And this is... rather consistently occurring. So, I can see a potential in finally putting the label on and saying "yes, fighters are supernatural, just like everyone else" and opening that door. I think with the side benefit of actually solidifying the fighter and rogue archetypes a little bit, but giving them more thematic bite at higher levels.
I can see why you would want to do it, I just don’t see Ex and Su enabling this sort of play.

Take your example. There isn’t a fighter ability that permits you to leap 40’ and attack. You could fall back on the Jumping rules to argue that with a sufficiently high Athletics check, you should be able to make a 40’ leap. But the Jumping rules apply to everyone, so they are tagged Mundane.

So either way, it just comes down to the DM. Meanwhile, at the next table over, the player’s fighter is Mr. Mundane (by which I mean, he’s just a regular farmboy who’s strong and good at wielding a scythe), but has no trouble clearing the leap because D&D is a game of heroic fantasy.
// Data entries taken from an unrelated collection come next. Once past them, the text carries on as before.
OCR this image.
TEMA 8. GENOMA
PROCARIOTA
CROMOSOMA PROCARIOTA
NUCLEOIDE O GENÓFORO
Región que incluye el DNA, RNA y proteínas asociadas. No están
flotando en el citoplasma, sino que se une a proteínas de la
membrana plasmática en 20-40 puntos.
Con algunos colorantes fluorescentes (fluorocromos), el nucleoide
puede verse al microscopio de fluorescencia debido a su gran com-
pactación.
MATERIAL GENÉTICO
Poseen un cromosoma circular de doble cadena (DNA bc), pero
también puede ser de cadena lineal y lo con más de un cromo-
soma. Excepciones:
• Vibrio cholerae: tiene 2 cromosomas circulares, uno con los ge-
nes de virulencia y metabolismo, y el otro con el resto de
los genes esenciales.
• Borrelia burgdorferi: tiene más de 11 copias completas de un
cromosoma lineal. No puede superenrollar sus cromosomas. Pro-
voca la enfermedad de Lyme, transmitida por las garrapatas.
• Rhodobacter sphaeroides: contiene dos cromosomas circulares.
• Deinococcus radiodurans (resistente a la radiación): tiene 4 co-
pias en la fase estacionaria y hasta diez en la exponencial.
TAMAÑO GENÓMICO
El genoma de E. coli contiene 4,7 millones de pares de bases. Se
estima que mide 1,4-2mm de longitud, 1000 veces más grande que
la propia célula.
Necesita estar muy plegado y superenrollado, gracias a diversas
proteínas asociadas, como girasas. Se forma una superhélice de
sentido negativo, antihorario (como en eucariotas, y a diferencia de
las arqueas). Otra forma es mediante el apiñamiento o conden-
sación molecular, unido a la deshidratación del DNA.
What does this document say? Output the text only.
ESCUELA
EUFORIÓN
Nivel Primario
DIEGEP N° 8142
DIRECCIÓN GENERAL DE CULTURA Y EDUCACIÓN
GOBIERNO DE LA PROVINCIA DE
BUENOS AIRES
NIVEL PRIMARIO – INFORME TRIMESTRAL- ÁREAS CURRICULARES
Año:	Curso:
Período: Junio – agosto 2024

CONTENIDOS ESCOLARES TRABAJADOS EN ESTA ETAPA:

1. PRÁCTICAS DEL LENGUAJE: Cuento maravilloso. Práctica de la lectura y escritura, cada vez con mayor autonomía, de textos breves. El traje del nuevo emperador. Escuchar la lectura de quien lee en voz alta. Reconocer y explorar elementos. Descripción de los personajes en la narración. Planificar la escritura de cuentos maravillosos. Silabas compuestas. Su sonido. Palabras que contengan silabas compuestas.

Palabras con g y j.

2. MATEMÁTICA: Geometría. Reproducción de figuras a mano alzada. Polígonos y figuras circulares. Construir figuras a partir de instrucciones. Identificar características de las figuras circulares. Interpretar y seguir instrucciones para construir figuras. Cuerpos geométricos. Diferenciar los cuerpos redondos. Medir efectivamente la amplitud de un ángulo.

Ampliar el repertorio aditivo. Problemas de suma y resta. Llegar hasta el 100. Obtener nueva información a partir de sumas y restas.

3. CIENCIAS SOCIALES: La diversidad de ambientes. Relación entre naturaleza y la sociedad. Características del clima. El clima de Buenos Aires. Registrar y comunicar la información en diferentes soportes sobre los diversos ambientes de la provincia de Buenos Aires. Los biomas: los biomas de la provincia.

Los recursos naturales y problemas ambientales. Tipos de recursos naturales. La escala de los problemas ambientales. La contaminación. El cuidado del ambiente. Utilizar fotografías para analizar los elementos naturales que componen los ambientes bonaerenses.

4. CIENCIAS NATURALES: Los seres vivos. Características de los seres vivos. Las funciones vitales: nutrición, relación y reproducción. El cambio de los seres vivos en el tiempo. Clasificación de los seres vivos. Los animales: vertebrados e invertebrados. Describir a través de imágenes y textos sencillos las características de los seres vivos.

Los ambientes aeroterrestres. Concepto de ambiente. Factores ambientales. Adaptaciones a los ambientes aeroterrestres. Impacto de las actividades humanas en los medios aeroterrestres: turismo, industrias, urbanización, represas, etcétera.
That’s what it says right on the cover and several times in the book.
 

Remathilis

Legend
People don’t want to play npc classes, they want to play mundane non-powered heroes who still do extraordinary feats of strength, skill and heroism on the level of all the rest of the classes and not get told ‘oh 10th level, better join team magic now cause skill wont cut it from here’ because that is what those class’s fantasies are.

It’s really not that difficult a concept to grasp is it?
The Internet ate my well crafted response, so I'll just sum it up here:

You can't be a mundane hero in a game where 80% of your allies and enemies are not mundane. Eventually, you fall behind. And when you do, you start to rely on magic as a crutch. There is functionally little difference with a fighter who has a flame tongue sword, adamantine armor, and boots of flying and a dragon knight who has hardened scales, coats his blade in dragonfire, and manifests wings except the former was gotten out of a box of DM charity and the latter is a part of the characters identity and abilities. There is no mundane fighter, only one who gets his power in loot boxes.

I'd rather that power be part of the class and since weakening casters is out of the question, let's give the warrior classes what they need to survive. And if that means all farmboys end up the heirs to a mystic tradition of magic knights, I can live with that.